In a twist, Kristin Smart's alleged killer wants Scott Peterson to testify

Two of the most infamous criminal cases in California were linked together in a surprise court development this week.

The defense for the man accused of killing Kristin Smart hopes to call convicted killer Scott Peterson to testify at an upcoming preliminary hearing, KEYT reported.

The lawyer for Paul Flores, 44, wants Peterson to testify because he and Smart allegedly knew each other when they both attended California Polytechnic State University in San Luis Obispo in the 1990s.

Intertwining the case of one of California's most well-known crime victims with one of the state's most recognizable convicted killers is not likely to go far, according to legal experts.

Flores, also a former Cal Poly undergrad, was charged this year with allegedly murdering Smart after a party in 1996. Her body has not been found, though prosecutors alleged that she had been buried in the backyard of Flores' father, who has also been charged.

Peterson was convicted of murdering his wife Laci and their unborn child in 2002. He was sentenced to death in 2005, but a state Supreme Court overturned the penalty portion of the case last year, though the conviction stands.

Flores' attorney has made arrangements to transport Peterson from San Quentin State Prison to San Luis Obispo to testify, according to KEYT. 

But it's unlikely that Peterson will be summoned to court without proof suggesting he was knows about her disappearance, according to KTVU legal analyst Michael Cardoza. If he is brought to court, however, don't expect him to say anything. Peterson would presumably refuse to testify under Fifth Amendment protections if it's suggested that he had a role in her death, Cardoza said.

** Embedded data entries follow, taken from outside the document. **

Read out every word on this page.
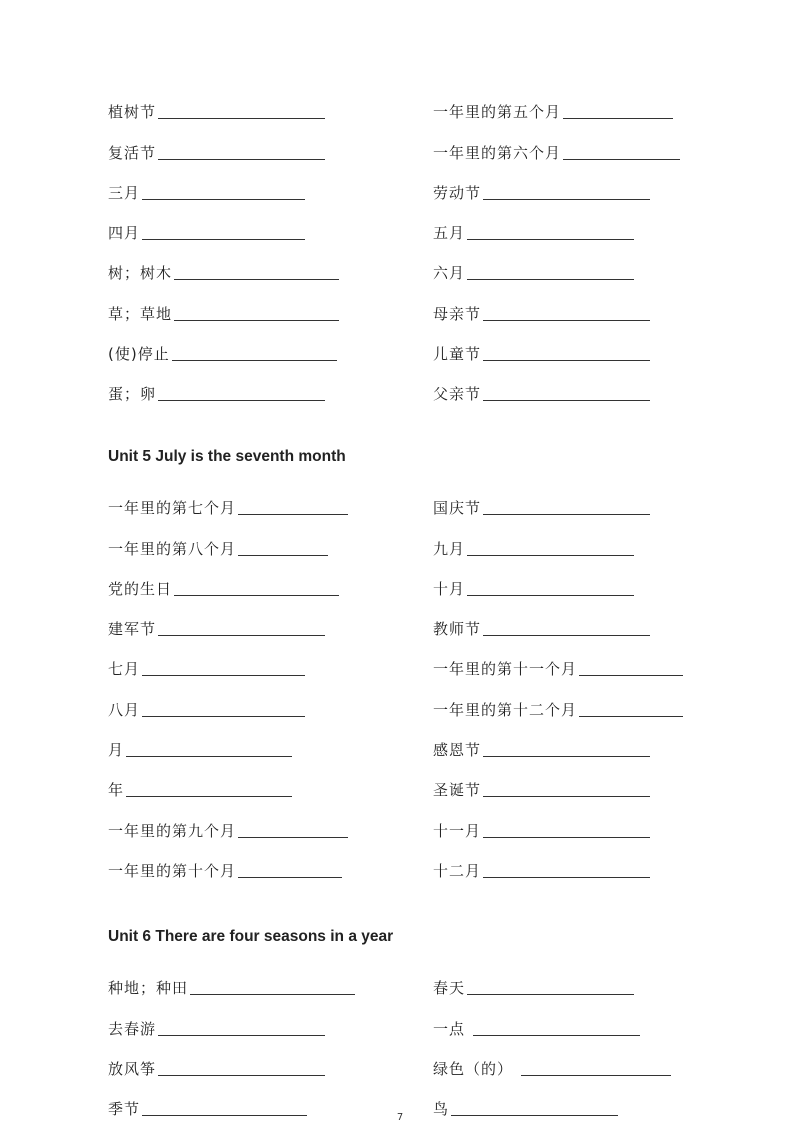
植树节
复活节
三月
四月
树；树木
草；草地
(使)停止
蛋；卵
一年里的第五个月
一年里的第六个月
劳动节
五月
六月
母亲节
儿童节
父亲节
Unit 5 July is the seventh month
一年里的第七个月
一年里的第八个月
党的生日
建军节
七月
八月
月
年
一年里的第九个月
一年里的第十个月
国庆节
九月
十月
教师节
一年里的第十一个月
一年里的第十二个月
感恩节
圣诞节
十一月
十二月
Unit 6 There are four seasons in a year
种地；种田
去春游
放风筝
季节
春天
一点
绿色（的）
鸟
7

The defense has not presented any evidence the Peterson is connected to the case.

"You cannot call a witness to the stand in a trial that is going to take the Fifth Amendment. A judge would prevent that because it would create an illusion that the person who's taking the fifth actually committed the crime. So they're not going to be allowed to testify," Cardoza further explained.

Cardoza said another hurdle for the defense team is filing a motion to remove Peterson from state prison.

"The district attorney would certainly fight that, and I would imagine state prison would, without some reasonable proof that Scott Peterson may have committed this crime. The defense cannot go on a fishing expedition," Cardoza said.

He said a judge and the district attorney will likely block the motion.

Flores was the last person seen with Smart on May 25, 1996, at Cal Poly where they were both freshmen.

Prosecutors said he killed Smart while trying to rape her in his dorm room after he had agreed to walk her home from a party, where she had gotten intoxicated. Investigators believe Flores' father Ruben, helped him conceal Smart's body. Her remains have never been found.

The preliminary hearing in the Kristin Smart murder case is set to resume on Monday.